Dual-Component Deep Domain Adaptation: A New Approach for Cross Project Software Vulnerability Detection

Sep 25, 2019 ICLR 2020 Conference Withdrawn Submission readers: everyone
  • Keywords: Domain adaptation, Cyber security, Software vulnerability detection, Machine learning, Deep learning
  • TL;DR: Our aim in this paper is to propose a new approach for tackling the problem of transfer learning from labeled to unlabeled software projects in the context of SVD in order to resolve the mode collapsing problem faced in previous approaches.

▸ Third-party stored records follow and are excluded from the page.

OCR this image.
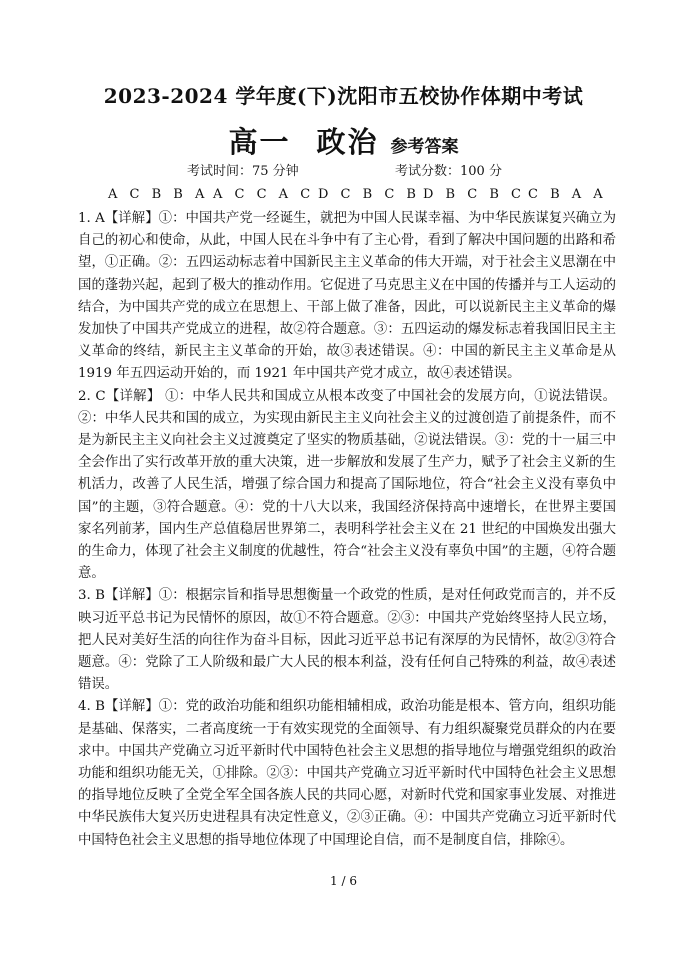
2023-2024 学年度(下)沈阳市五校协作体期中考试
高一 政治 参考答案
考试时间：75 分钟	考试分数：100 分
A C B B A A C C A C D C B C B D B C B C C B A A

1. A【详解】①：中国共产党一经诞生，就把为中国人民谋幸福、为中华民族谋复兴确立为自己的初心和使命，从此，中国人民在斗争中有了主心骨，看到了解决中国问题的出路和希望，①正确。②：五四运动标志着中国新民主主义革命的伟大开端，对于社会主义思潮在中国的蓬勃兴起，起到了极大的推动作用。它促进了马克思主义在中国的传播并与工人运动的结合，为中国共产党的成立在思想上、干部上做了准备，因此，可以说新民主主义革命的爆发加快了中国共产党成立的进程，故②符合题意。③：五四运动的爆发标志着我国旧民主主义革命的终结，新民主主义革命的开始，故③表述错误。④：中国的新民主主义革命是从 1919 年五四运动开始的，而 1921 年中国共产党才成立，故④表述错误。

2. C【详解】 ①：中华人民共和国成立从根本改变了中国社会的发展方向，①说法错误。②：中华人民共和国的成立，为实现由新民主主义向社会主义的过渡创造了前提条件，而不是为新民主主义向社会主义过渡奠定了坚实的物质基础，②说法错误。③：党的十一届三中全会作出了实行改革开放的重大决策，进一步解放和发展了生产力，赋予了社会主义新的生机活力，改善了人民生活，增强了综合国力和提高了国际地位，符合“社会主义没有辜负中国”的主题，③符合题意。④：党的十八大以来，我国经济保持高中速增长，在世界主要国家名列前茅，国内生产总值稳居世界第二，表明科学社会主义在 21 世纪的中国焕发出强大的生命力，体现了社会主义制度的优越性，符合“社会主义没有辜负中国”的主题，④符合题意。

3. B【详解】①：根据宗旨和指导思想衡量一个政党的性质，是对任何政党而言的，并不反映习近平总书记为民情怀的原因，故①不符合题意。②③：中国共产党始终坚持人民立场，把人民对美好生活的向往作为奋斗目标，因此习近平总书记有深厚的为民情怀，故②③符合题意。④：党除了工人阶级和最广大人民的根本利益，没有任何自己特殊的利益，故④表述错误。

4. B【详解】①：党的政治功能和组织功能相辅相成，政治功能是根本、管方向，组织功能是基础、保落实，二者高度统一于有效实现党的全面领导、有力组织凝聚党员群众的内在要求中。中国共产党确立习近平新时代中国特色社会主义思想的指导地位与增强党组织的政治功能和组织功能无关，①排除。②③：中国共产党确立习近平新时代中国特色社会主义思想的指导地位反映了全党全军全国各族人民的共同心愿，对新时代党和国家事业发展、对推进中华民族伟大复兴历史进程具有决定性意义，②③正确。④：中国共产党确立习近平新时代中国特色社会主义思想的指导地位体现了中国理论自信，而不是制度自信，排除④。

1 / 6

  • Abstract: Owing to the ubiquity of computer software, software vulnerability detection (SVD) has become an important problem in the software industry and in the field of computer security. One of the most crucial issues in SVD is coping with the scarcity of labeled vulnerabilities in projects that require the laborious manual labeling of code by software security experts. One possible way to address is to employ deep domain adaptation which has recently witnessed enormous success in transferring learning from structural labeled to unlabeled data sources. The general idea is to map both source and target data into a joint feature space and close the discrepancy gap of those data in this joint feature space. Generative adversarial network (GAN) is a technique that attempts to bridge the discrepancy gap and also emerges as a building block to develop deep domain adaptation approaches with state-of-the-art performance. However, deep domain adaptation approaches using the GAN principle to close the discrepancy gap are subject to the mode collapsing problem that negatively impacts the predictive performance. Our aim in this paper is to propose Dual Generator-Discriminator Deep Code Domain Adaptation Network (Dual-GD-DDAN) for tackling the problem of transfer learning from labeled to unlabeled software projects in the context of SVD in order to resolve the mode collapsing problem faced in previous approaches. The experimental results on real-world software projects show that our proposed method outperforms state-of-the-art baselines by a wide margin.